I always loved that title — going all the way. It’s a recurring theme out here, and it almost always ends with a “Thelma and Louise” moment — partners driving over a cliff — and so it did with Israel in 1983.

.. everywhere I look today I see people going all the way.

  • I see Republicans trashing two of our most sacred institutions — the F.B.I. and the Justice Department — because these agencies won’t bend to Trump’s will.
  • I see Iran controlling four Arab capitals: Damascus, Sana, Baghdad and Beirut.
  • I see Hamas still more interested in building tunnels in Gaza to kill Israelis than schools to strengthen Palestinian society.
  • I see the crown prince of Saudi Arabia with one hand undertaking hugely important steps —
    • moderating Saudi Islam,
    • letting women drive and
    • opening Saudi society culturally to the world
  • and, with the other hand,
    • abducting the prime minister of Lebanon,
    • buying ridiculously expensive paintings and
    • seizing businesses in the name of combating corruption
  • I see the Taliban killing 103 people in Kabul by packing an ambulancewith explosives and driving it into a crowd.
  • I see Houthis, Yemeni warlords, Iranians, Saudis and the U.A.E. all tearing Yemen apart in the name of God knows what.

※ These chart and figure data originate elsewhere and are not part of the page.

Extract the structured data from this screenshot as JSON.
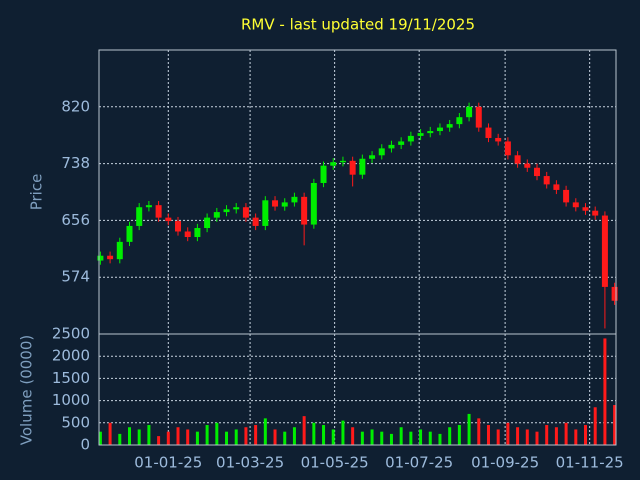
{
  "chart_data": {
    "type": "candlestick",
    "title": "RMV - last updated 19/11/2025",
    "ylabel": "Price",
    "y2label": "Volume (0000)",
    "x": [
      "2024-11-13",
      "2024-11-20",
      "2024-11-27",
      "2024-12-04",
      "2024-12-11",
      "2024-12-18",
      "2024-12-25",
      "2025-01-01",
      "2025-01-08",
      "2025-01-15",
      "2025-01-22",
      "2025-01-29",
      "2025-02-05",
      "2025-02-12",
      "2025-02-19",
      "2025-02-26",
      "2025-03-05",
      "2025-03-12",
      "2025-03-19",
      "2025-03-26",
      "2025-04-02",
      "2025-04-09",
      "2025-04-16",
      "2025-04-23",
      "2025-04-30",
      "2025-05-07",
      "2025-05-14",
      "2025-05-21",
      "2025-05-28",
      "2025-06-04",
      "2025-06-11",
      "2025-06-18",
      "2025-06-25",
      "2025-07-02",
      "2025-07-09",
      "2025-07-16",
      "2025-07-23",
      "2025-07-30",
      "2025-08-06",
      "2025-08-13",
      "2025-08-20",
      "2025-08-27",
      "2025-09-03",
      "2025-09-10",
      "2025-09-17",
      "2025-09-24",
      "2025-10-01",
      "2025-10-08",
      "2025-10-15",
      "2025-10-22",
      "2025-10-29",
      "2025-11-05",
      "2025-11-12",
      "2025-11-19"
    ],
    "open": [
      598,
      605,
      600,
      625,
      648,
      675,
      678,
      660,
      655,
      640,
      632,
      645,
      660,
      668,
      672,
      675,
      660,
      648,
      685,
      676,
      682,
      690,
      650,
      710,
      735,
      740,
      742,
      722,
      745,
      750,
      760,
      765,
      770,
      778,
      782,
      785,
      790,
      795,
      805,
      820,
      790,
      775,
      770,
      750,
      738,
      732,
      720,
      708,
      700,
      682,
      675,
      670,
      663,
      560
    ],
    "high": [
      611,
      611,
      631,
      654,
      681,
      684,
      684,
      666,
      661,
      646,
      651,
      666,
      674,
      678,
      681,
      681,
      666,
      691,
      691,
      688,
      696,
      696,
      716,
      741,
      746,
      748,
      748,
      751,
      756,
      766,
      771,
      776,
      784,
      788,
      791,
      796,
      801,
      811,
      826,
      826,
      796,
      781,
      776,
      756,
      744,
      738,
      726,
      714,
      706,
      688,
      681,
      676,
      669,
      566
    ],
    "low": [
      592,
      594,
      594,
      619,
      642,
      669,
      654,
      649,
      634,
      626,
      626,
      639,
      654,
      662,
      666,
      654,
      642,
      642,
      670,
      670,
      676,
      620,
      644,
      704,
      729,
      734,
      705,
      716,
      739,
      744,
      754,
      759,
      764,
      772,
      776,
      779,
      784,
      789,
      799,
      784,
      769,
      764,
      744,
      732,
      726,
      714,
      702,
      694,
      676,
      669,
      664,
      657,
      500,
      534
    ],
    "close": [
      605,
      600,
      625,
      648,
      675,
      678,
      660,
      655,
      640,
      632,
      645,
      660,
      668,
      672,
      675,
      660,
      648,
      685,
      676,
      682,
      690,
      650,
      710,
      735,
      740,
      742,
      722,
      745,
      750,
      760,
      765,
      770,
      778,
      782,
      785,
      790,
      795,
      805,
      820,
      790,
      775,
      770,
      750,
      738,
      732,
      720,
      708,
      700,
      682,
      675,
      670,
      663,
      560,
      540
    ],
    "volume": [
      300,
      500,
      250,
      400,
      350,
      450,
      200,
      300,
      400,
      350,
      300,
      450,
      500,
      300,
      350,
      400,
      450,
      600,
      350,
      300,
      400,
      650,
      500,
      450,
      350,
      550,
      400,
      300,
      350,
      300,
      250,
      400,
      300,
      350,
      300,
      250,
      400,
      450,
      700,
      600,
      450,
      350,
      500,
      400,
      350,
      300,
      450,
      400,
      500,
      350,
      450,
      850,
      2400,
      900
    ],
    "up_color": "#00ee00",
    "down_color": "#ff1a1a",
    "xlim": [
      "2024-11-12",
      "2025-11-20"
    ],
    "xticks": [
      {
        "value": "2025-01-01",
        "label": "01-01-25"
      },
      {
        "value": "2025-03-01",
        "label": "01-03-25"
      },
      {
        "value": "2025-05-01",
        "label": "01-05-25"
      },
      {
        "value": "2025-07-01",
        "label": "01-07-25"
      },
      {
        "value": "2025-09-01",
        "label": "01-09-25"
      },
      {
        "value": "2025-11-01",
        "label": "01-11-25"
      }
    ],
    "ylim": [
      492,
      902
    ],
    "yticks": [
      574,
      656,
      738,
      820
    ],
    "y2lim": [
      0,
      2500
    ],
    "y2ticks": [
      0,
      500,
      1000,
      1500,
      2000,
      2500
    ],
    "grid": true
  }
}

  • I see Turkey’s president silencing every critical journalist in his country.

  • I see the Egyptian and Russian presidents eliminating all serious rivals in their upcoming elections.

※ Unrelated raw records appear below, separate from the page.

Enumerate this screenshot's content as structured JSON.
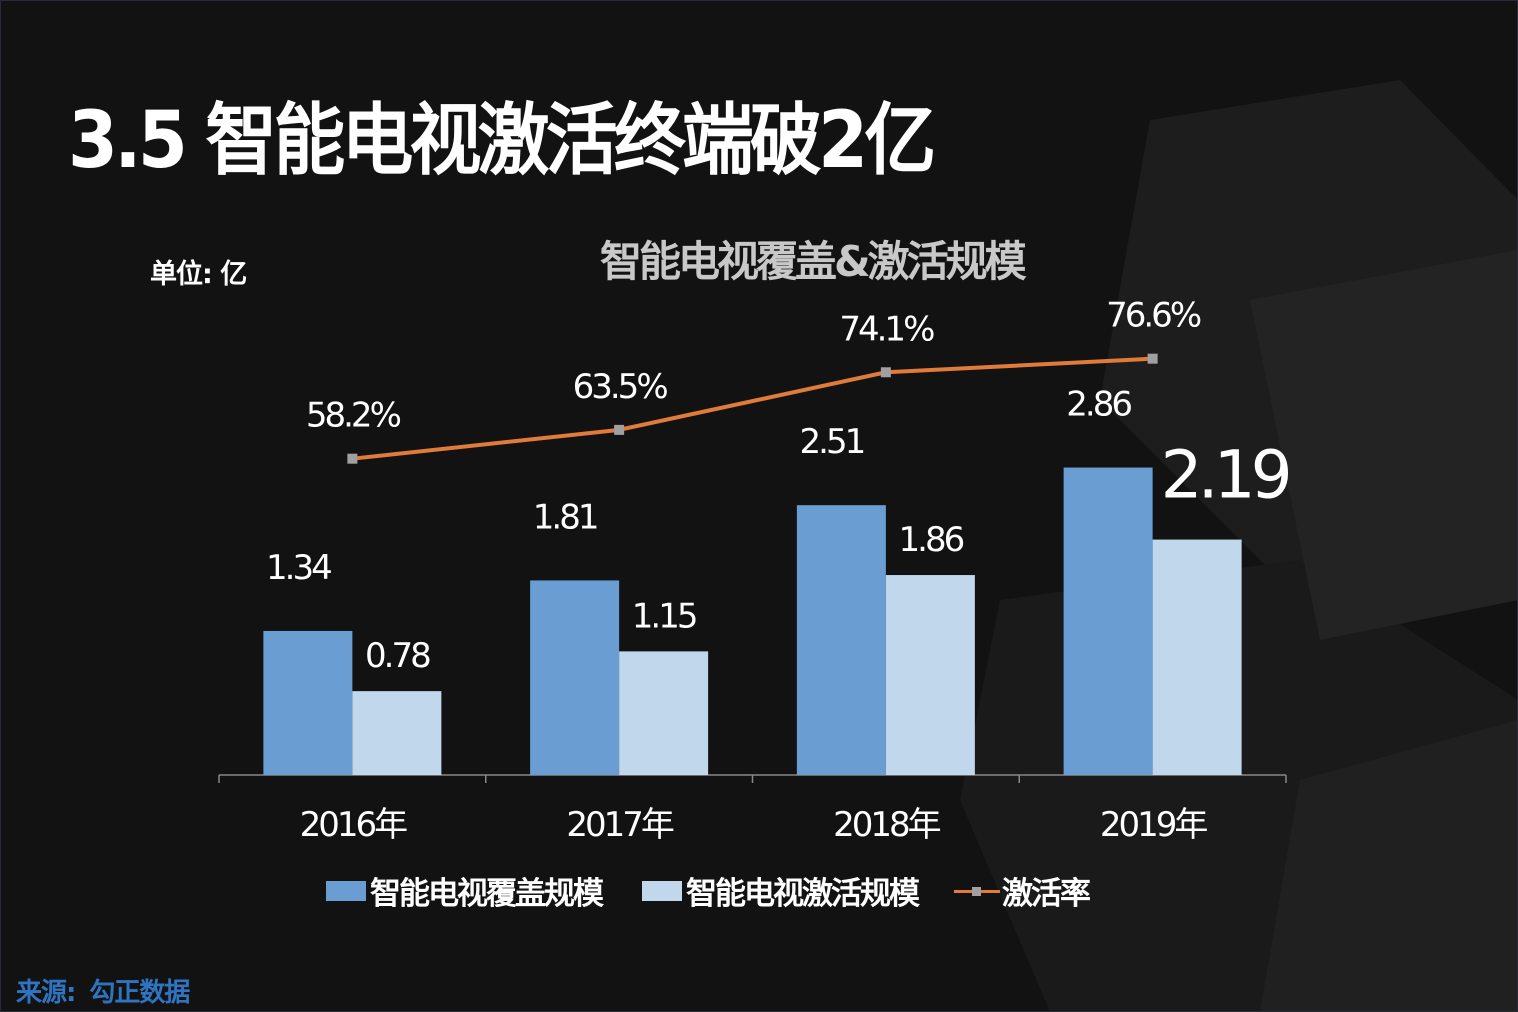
{
  "title": "3.5 智能电视激活终端破2亿",
  "unit_label": "单位: 亿",
  "source": {
    "label": "来源:",
    "value": "勾正数据"
  },
  "colors": {
    "coverage": "#6a9dd2",
    "activation": "#c0d7ec",
    "rate": "#e07b39",
    "rate_marker": "#a0a0a0",
    "background": "#121212",
    "source": "#2f74c0"
  },
  "chart_data": {
    "type": "bar+line",
    "title": "智能电视覆盖&激活规模",
    "categories": [
      "2016年",
      "2017年",
      "2018年",
      "2019年"
    ],
    "series": [
      {
        "name": "智能电视覆盖规模",
        "type": "bar",
        "values": [
          1.34,
          1.81,
          2.51,
          2.86
        ],
        "labels": [
          "1.34",
          "1.81",
          "2.51",
          "2.86"
        ]
      },
      {
        "name": "智能电视激活规模",
        "type": "bar",
        "values": [
          0.78,
          1.15,
          1.86,
          2.19
        ],
        "labels": [
          "0.78",
          "1.15",
          "1.86",
          "2.19"
        ]
      },
      {
        "name": "激活率",
        "type": "line",
        "axis": "secondary",
        "values": [
          58.2,
          63.5,
          74.1,
          76.6
        ],
        "labels": [
          "58.2%",
          "63.5%",
          "74.1%",
          "76.6%"
        ]
      }
    ],
    "highlight": "2.19",
    "legend": "bottom",
    "grid": false
  }
}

  • I see Bibi Netanyahu trying to derail a corruption investigation by weakening Israel’s justice system, free media and civil society — just like Trump and for the same purposes: to weaken constraints on his arbitrary use of political power.

  • I see an American president threatening to tear up, or actually tearing up, global agreements he doesn’t like —

    • the Iran nuclear deal,

    • Nafta,

    • the Trans-Pacific Partnership,

    • the Paris climate accord and

    • aid to Palestinians and Pakistanis —

  • but without any clear plan or alternative for the morning after that will improve on the status quo.

  • Worst of all, I see an America — the world’s strongest guardian of truth, science and democratic norms — now led by a serial liar and norms destroyer, giving license to everyone else to ask, why can’t I?

Can anything stop this epidemic of going all the way? Yes: Mother Nature, human nature and markets. They’ll all push back when no one else will.

.. How so?

Gaza has limited hours of electricity each day.

Result: Gaza’s already inadequate sewage plants are often offline, and waste goes untreated straight into the Mediterranean.

Then the prevailing current washes Gaza’s poop north, where it clogs Israel’s big desalination plant in Ashkelon — which provides 15 percent of Israel’s drinking water

.. In both 2016 and 2017, the Ashkelon plant had to close to clean Gaza’s crud out of its filters. It’s Mother Nature’s way of reminding both that if they try to go all the way, if they shun a healthy interdependence, she’ll poison them both.

.. then out of nowhere Iranians back home start protesting against Suleimani’s overreach; they’re tired of seeing their money spent on Gaza and Syria — not on Iranians. And, just as suddenly, the biggest internet meme in Iran becomes an Iranian woman ripping off her veil and holding it upon the end of a stick.

.. And if you don’t think markets have a way of curing excesses, you didn’t read the top story in The Times.

.. Watch out for

  1. the market,
  2. Mother Nature and
  3. human nature.

.. One is the relentless product of chemistry, biology and physics; one is the balance between greed and fear; and the third is the eternal human quest for freedom and dignity. In the end, they’ll shape the future more than any leader or party who tries going all the way.